The court is supposed to give the greatest weight to the first factor, while the other factors sort of give context to the first factor.
A Welfare Stop in Montgomery County.
My client, John Doe, is an 18 year old kid fresh out of high school doing what kids in his position frequently do: smoke pot. Most 18 year olds who aren’t in college don’t have their own place to live, so they do it in their car, which can get you in trouble. John is sitting in the driver’s seat of his car at a stop sign in his neighborhood. According to the officer, he is sitting, and sitting, and sitting at this stop sign for several minutes with no turn signal. It is not illegal to sit at a stop sign. His friend is in the passenger seat. The officer eventually drives up to John’s car and turns on his emergency lights. On the dashcam audio, the officer says, “I’m lighting up a suspicious vehicle.” On the offense report, the officer says, “I conducted a welfare stop to check on the well-being of the individual.” There were absolutely no facts to support a welfare stop or the community caretaking function. I knew, based on the offense report, that something was fishy about the stop. After watching the video and listening to the audio, I was near certain I would win a motion to suppress because, first, the audio indicates that the officer’s primary concern was investigating a crime, and not the welfare of John. Secondly, I was confident in a motion to suppress because my client did not exhibit any type of distress, he was located in a neighborhood with several nearby homes, he was not alone, had a cell phone, and there was nothing to indicate John was a danger to himself or others.

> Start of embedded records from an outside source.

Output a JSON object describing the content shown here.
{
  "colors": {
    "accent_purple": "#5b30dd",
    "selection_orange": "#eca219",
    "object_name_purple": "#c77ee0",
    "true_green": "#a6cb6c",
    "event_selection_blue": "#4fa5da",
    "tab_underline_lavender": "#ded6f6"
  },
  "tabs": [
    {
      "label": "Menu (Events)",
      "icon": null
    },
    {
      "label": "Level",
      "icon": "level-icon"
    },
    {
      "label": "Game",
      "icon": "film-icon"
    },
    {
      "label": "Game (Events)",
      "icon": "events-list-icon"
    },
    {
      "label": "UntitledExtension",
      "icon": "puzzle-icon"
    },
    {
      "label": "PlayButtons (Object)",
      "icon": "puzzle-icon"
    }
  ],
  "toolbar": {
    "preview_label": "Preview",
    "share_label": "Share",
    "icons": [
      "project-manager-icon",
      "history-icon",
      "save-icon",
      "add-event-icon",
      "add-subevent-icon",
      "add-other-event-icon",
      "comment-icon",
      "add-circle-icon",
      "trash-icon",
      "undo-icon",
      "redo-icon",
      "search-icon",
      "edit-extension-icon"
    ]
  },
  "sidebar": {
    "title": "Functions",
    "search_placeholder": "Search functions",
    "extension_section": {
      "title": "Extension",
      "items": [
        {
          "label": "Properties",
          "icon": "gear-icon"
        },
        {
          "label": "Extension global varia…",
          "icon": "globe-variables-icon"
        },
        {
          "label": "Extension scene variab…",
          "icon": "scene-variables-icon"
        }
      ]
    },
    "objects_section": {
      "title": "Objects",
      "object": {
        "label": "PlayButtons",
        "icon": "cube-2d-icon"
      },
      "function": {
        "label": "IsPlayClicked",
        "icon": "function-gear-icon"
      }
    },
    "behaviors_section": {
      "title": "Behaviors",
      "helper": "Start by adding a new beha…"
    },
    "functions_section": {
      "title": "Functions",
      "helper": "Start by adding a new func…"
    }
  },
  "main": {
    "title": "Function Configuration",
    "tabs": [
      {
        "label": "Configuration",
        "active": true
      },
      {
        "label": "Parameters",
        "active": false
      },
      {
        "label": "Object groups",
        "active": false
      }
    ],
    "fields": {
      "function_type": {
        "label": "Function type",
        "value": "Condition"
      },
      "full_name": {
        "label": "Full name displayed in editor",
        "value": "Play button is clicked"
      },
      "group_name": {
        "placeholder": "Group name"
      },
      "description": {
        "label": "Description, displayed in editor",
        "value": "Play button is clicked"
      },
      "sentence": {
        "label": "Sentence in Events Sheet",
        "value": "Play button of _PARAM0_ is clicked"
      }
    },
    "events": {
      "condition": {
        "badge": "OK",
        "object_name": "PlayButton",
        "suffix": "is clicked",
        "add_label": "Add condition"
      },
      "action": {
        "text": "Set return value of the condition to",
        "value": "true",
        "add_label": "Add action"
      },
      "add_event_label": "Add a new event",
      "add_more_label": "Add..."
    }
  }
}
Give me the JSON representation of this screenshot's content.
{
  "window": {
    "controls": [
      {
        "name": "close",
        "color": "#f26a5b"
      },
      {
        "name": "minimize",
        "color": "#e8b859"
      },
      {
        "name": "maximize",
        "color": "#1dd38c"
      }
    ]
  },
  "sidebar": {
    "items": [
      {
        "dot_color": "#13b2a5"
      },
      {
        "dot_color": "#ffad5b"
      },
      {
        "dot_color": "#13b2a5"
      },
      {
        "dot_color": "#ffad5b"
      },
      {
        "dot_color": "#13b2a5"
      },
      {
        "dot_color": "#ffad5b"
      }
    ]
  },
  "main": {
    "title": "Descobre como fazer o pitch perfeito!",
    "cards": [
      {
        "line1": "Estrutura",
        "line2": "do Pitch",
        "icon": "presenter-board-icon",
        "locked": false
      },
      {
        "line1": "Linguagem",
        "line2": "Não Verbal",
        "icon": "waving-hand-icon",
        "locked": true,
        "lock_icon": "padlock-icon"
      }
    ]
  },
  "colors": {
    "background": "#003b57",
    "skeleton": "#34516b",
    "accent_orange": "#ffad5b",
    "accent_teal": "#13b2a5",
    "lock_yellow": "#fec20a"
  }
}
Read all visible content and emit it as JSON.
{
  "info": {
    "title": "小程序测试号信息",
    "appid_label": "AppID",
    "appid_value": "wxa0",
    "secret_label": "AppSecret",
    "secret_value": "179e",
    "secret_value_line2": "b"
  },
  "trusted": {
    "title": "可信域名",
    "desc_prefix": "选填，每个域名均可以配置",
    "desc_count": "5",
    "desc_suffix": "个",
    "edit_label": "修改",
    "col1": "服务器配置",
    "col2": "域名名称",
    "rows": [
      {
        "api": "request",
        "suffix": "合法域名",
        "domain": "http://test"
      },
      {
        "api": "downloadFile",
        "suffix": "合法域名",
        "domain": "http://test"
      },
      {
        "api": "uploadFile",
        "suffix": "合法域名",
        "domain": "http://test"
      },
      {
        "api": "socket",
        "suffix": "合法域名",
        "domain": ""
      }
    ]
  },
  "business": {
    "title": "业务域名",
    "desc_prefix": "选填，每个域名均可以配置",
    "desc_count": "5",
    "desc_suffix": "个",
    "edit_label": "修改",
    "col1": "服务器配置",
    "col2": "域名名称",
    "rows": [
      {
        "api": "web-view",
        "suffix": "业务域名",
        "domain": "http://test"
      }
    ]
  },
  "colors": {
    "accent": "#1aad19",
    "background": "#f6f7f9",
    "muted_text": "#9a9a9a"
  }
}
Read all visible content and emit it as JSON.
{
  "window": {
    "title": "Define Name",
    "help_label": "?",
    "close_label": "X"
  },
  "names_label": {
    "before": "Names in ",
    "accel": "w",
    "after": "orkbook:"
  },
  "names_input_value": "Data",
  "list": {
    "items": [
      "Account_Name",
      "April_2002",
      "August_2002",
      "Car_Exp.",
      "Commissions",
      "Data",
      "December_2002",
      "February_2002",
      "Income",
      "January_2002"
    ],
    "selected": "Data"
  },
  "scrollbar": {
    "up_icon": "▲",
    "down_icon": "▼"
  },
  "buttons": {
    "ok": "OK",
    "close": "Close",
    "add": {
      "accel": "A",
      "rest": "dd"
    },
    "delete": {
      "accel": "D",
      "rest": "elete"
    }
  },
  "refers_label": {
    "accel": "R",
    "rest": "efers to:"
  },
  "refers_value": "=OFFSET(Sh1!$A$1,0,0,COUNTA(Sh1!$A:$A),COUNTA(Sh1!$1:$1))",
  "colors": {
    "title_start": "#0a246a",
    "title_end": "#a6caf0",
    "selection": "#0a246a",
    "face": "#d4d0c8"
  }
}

Being the aggressive criminal defense attorney that I am, I downloaded, printed, and highlighted some good case law to support my position. The prosecutor, who happens to be a very cool guy and friend of mine, said, “I’ve read the offense report, if you client passes a drug test, I will dismiss the case.” While I generally prefer to win by showing that a cop lied, my client wanted this case to be over with, and it probably would have been malpractice had I not told my client about the offer. Luckily, he passed the drug test, just barely, and the case was dismissed.